How to Get a Great Deal on a Home During a Recession

For those who are in a position to buy, a recession is a great time to find a deal on real estate. Pre-foreclosures, foreclosures, and bank-owned properties usually cost less than homes at market price, but buying them requires some know-how — and sometimes a lot of cash.

Many of these properties will be fixer-uppers. Don’t expect sellers to make repairs and instead, budget renovation costs into your offer. If you have enough time, call around to contractors to get estimates for repairs. But if you need to move quickly to secure an offer, use an online calculator to get a rough estimate of costs. Roofing calculators, for example, take your roof’s nominal size and pitch to calculate the number of squares you need and in turn, the cost.

Listed properties, on the other hand, are ripe for negotiation. A recession is a buyer’s market, and sellers are likely to be more flexible on price, closing costs, and credits. Know what to negotiate, but also understand local market conditions so you recognize a good deal when you see one.

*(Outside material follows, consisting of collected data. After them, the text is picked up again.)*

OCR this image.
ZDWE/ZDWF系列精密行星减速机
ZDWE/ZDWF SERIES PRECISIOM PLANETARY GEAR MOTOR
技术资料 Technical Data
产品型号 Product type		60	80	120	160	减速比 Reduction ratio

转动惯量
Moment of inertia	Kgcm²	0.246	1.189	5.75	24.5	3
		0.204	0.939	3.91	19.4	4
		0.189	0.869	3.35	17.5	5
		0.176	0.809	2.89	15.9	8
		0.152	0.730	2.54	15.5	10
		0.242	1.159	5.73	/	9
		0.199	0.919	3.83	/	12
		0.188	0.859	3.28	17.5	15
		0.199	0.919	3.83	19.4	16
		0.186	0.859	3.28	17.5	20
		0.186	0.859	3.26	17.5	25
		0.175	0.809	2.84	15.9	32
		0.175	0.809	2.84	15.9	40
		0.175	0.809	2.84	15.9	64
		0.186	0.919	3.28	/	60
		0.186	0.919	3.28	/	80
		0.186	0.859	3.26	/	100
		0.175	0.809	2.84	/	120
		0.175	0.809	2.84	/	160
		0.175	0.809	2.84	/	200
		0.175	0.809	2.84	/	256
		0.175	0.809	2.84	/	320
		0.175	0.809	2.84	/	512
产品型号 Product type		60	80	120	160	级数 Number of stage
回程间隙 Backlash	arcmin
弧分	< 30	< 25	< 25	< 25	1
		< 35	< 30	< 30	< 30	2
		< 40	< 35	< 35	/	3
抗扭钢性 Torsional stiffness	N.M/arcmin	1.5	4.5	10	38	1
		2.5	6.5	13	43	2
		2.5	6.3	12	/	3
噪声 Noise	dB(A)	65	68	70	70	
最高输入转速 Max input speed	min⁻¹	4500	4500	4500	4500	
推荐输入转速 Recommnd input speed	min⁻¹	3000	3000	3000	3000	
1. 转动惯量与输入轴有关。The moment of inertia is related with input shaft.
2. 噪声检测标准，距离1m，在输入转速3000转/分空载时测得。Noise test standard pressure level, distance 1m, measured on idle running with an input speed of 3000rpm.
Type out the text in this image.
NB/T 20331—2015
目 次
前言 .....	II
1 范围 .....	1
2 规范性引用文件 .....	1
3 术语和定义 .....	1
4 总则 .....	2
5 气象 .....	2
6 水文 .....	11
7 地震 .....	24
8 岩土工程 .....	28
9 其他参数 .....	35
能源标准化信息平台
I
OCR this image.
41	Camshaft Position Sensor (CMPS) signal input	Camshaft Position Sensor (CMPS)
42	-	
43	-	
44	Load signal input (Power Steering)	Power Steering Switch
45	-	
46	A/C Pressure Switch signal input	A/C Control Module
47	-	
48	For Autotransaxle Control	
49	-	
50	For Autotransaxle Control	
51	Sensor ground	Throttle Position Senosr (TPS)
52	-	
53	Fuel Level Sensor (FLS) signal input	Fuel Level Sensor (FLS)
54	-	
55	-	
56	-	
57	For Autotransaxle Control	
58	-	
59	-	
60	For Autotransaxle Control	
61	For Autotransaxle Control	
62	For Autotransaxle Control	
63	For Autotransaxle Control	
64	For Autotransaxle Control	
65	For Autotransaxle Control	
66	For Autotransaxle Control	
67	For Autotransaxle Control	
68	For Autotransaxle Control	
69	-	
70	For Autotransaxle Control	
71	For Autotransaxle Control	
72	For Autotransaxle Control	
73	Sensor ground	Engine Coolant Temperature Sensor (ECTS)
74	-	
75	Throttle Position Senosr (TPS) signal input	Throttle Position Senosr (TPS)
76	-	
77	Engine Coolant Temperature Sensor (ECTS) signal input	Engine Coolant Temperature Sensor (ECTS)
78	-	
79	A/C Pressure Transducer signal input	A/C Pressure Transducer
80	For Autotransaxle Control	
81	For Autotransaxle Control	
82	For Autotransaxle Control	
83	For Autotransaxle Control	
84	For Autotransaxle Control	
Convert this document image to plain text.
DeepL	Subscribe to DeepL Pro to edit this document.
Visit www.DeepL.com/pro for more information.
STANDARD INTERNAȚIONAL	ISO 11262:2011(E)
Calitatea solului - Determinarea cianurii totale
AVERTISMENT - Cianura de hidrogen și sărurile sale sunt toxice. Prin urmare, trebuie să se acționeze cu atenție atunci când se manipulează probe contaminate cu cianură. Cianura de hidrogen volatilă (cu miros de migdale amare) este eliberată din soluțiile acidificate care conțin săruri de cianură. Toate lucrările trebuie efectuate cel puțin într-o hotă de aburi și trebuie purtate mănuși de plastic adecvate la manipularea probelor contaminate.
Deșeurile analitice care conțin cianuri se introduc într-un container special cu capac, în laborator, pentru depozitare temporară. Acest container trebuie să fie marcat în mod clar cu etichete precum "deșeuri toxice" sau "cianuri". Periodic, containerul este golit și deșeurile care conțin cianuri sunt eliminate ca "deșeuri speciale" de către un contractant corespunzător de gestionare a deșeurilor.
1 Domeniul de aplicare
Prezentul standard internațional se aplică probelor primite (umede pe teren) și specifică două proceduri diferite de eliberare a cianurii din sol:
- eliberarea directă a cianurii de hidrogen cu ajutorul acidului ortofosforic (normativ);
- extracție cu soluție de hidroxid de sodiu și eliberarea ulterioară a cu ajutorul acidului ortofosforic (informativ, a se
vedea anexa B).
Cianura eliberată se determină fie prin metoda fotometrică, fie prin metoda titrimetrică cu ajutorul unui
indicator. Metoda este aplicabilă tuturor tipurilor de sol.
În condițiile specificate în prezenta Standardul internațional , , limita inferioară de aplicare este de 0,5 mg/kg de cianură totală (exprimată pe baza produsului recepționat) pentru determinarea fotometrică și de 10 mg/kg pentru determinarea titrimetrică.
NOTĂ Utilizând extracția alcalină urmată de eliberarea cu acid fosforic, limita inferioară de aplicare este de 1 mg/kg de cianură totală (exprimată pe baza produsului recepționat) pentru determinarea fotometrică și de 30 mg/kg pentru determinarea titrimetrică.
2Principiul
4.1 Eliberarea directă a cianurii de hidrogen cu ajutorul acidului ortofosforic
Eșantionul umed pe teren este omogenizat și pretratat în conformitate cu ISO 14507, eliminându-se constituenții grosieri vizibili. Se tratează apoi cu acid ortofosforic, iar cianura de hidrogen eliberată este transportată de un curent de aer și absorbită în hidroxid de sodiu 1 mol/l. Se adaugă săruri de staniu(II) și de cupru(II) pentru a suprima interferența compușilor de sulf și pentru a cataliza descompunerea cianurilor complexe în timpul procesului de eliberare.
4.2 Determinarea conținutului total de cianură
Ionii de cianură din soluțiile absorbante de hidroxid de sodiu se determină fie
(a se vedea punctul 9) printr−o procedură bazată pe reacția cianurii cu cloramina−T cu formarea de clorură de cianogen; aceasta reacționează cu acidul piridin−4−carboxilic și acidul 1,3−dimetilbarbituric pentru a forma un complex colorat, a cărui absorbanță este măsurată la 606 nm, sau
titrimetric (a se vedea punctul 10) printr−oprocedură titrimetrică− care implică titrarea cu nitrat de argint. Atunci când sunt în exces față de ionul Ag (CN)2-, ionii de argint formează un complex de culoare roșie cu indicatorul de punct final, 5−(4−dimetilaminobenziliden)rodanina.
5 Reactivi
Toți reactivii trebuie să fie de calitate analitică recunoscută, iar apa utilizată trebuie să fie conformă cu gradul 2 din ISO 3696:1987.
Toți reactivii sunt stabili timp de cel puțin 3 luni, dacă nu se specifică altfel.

Getting a Mortgage in a Recession

Financing is the final piece of the puzzle for recession homebuyers. In the Great Recession, banks tightened lending standards making it harder for homebuyers to qualify for loans. It remains to be seen if that will happen following the coronavirus pandemic, but regardless, it’s never a bad idea to get your credit in shape.

There are a few things buyers can do to improve their creditworthiness, including paying down debt, keeping credit balances low, and fixing errors on their credit report. It’s wise to avoid opening new accounts as you prepare to apply for a mortgage, but many buyers don’t realize they should avoid closing accounts too. Both moves can impact your credit score, leading to higher mortgage rates.

Overall, it’s not a bad idea to buy a house during a recession. However, it may be a bad time for you depending on your situation. While buying a house in a down market can be a smart move for people in a comfortable position, it’s risky if you’re not sure of your financial situation. Before taking the plunge into the real estate market in the midst of a recession, make sure you’re prepared for all the responsibilities of homeownership — and if you are, go for it!